Она сделала паузу, когда, казалось, поняла глубину моей реакции. Я даже не был уверен, а понял ли сам это. Я никогда не ревновал Порцию; даже когда она к этому стремилась, танцуя на вечеринках или, выпив, кокетничала с друзьями. Но с Руби… это был инстинктивный жест, некое желание претендовать на ее, что тут же сделало меня беспокойным и взбудораженным.
– Я знаю, что часто флиртую, – изучая мое лицо, призналась она, – но я никогда никому не изменяла.
И каким-то образом я уже это знал. В тусклом освещении бара и среди шумной толпы наш разговор стал еще более интимным.
– Мне с тобой весело, как никогда в жизни, – сказал я. – Я доверяю тебе, даже если кажется, что я так много о тебе знаю, а в другой раз вспоминаю, что мы едва знакомы.
Мне приходилось напоминать себе, что Руби всего двадцать три, и что у нее был гораздо больший сексуальный опыт, чем у меня, и уж куда более богатый опыт флиртовать – но при этом без долгосрочных отношений, что не дает ей понимания, как начать нечто, изначально очень хрупкое. Мне хотелось сбалансировать ее склонность нестись в новое сломя голову со своей привычкой зарываться головой в песок.
– Мы не "едва знакомы", – прорычала она, щипая меня за задницу. – Эти недавно начавшиеся отношения вовсе не означают, что я не знаю тебя в чем-то так, как никто другой. Как еще мы, по-твоему, должны были начать? Тебе никак не предусмотреть все с самого начала.
Бармен вернулся с нашими напитками, и я выпустил Руби из своей хватки, расплатившись, прежде чем она успела вытащить кошелек из своей маленькой сумочки. Раздраженно на меня взглянув, она притянула меня к себе для поцелуя, от которого я ожидал лишь легкое касание губами, но внезапно он стал глубже, когда ее язык скользнул в мой рот, претендуя на меня в ее хулиганской манере.

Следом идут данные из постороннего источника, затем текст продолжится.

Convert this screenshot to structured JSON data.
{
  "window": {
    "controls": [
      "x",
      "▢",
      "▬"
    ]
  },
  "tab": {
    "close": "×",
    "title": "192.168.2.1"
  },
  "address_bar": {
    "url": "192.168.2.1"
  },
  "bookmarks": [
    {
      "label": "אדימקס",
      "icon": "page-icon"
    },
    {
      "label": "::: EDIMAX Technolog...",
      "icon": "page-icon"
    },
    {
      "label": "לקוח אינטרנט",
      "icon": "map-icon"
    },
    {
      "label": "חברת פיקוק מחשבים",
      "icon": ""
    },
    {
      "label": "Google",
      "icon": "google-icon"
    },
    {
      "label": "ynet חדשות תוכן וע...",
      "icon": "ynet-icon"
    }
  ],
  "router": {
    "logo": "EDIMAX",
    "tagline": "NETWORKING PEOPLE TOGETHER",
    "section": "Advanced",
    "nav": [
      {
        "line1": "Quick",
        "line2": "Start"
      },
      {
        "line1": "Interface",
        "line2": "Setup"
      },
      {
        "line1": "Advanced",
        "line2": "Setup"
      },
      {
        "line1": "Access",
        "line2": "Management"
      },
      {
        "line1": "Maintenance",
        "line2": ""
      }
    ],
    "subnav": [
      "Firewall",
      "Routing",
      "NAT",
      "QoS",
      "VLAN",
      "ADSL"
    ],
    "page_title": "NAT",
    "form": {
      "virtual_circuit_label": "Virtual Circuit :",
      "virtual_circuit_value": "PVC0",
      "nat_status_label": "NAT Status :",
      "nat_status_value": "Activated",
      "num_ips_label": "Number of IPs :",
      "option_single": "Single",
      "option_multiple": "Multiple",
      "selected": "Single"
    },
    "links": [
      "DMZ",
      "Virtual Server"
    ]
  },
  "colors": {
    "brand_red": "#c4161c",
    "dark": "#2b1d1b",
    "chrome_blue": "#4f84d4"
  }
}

И на мгновение я забыл, что мы были далеко от приватности наших номеров или безопасности Лондона. Я обхватил ее шею, а она прижала ладони к моей груди, и это были просто Руби и я, как любовники, нырнув в то, что так сразу меня захватило.
Чтобы отдышаться и успокоить пульс, я отстранился подальше от толпы в шумном баре, от глаз, что старались на нас не пялиться, от смартфонов, что стали свидетелями нашей публичной вспышки страсти. Бармен со шлепком положил мою сдачу на стойку, который сказал мне, что он тоже наблюдал за нами. А Руби снова было наплевать. Она взяла свой стакан, нахально приподняла брови и сделала большой глоток.
– Ты целуешься так, будто это твоя чертова работа, – сказала она.
Слегка улыбнувшись, я вытащил из своего стакана несколько долек лайма и бросил их на салфетку. Конечно, я люблю лаймы, но моей Руби в гимлете явно больше нравились они, нежели джин.
Моей Руби.
Я сглотнул, глядя на нее, и слизал сок со своих пальцев. Моя Руби. Широко раскрыв глаза, она зачарованно наблюдала за движениями моего языка.
– А прямо сейчас, – с ухмылкой начал я, – ты представляешь себе, как глубоко я могу погрузиться языком внутрь тебя или же сколько пальцев будет достаточно?
У нее перехватило дыхание, и взгляд на мгновение стал диким, прежде чем его место не заняла ее уверенная улыбка.
– Вообще-то мне было интересно, понравится ли тебе наблюдать, как я буду облизывать твои пальцы, так же сильно, как я хочу наблюдать за тобой в деле.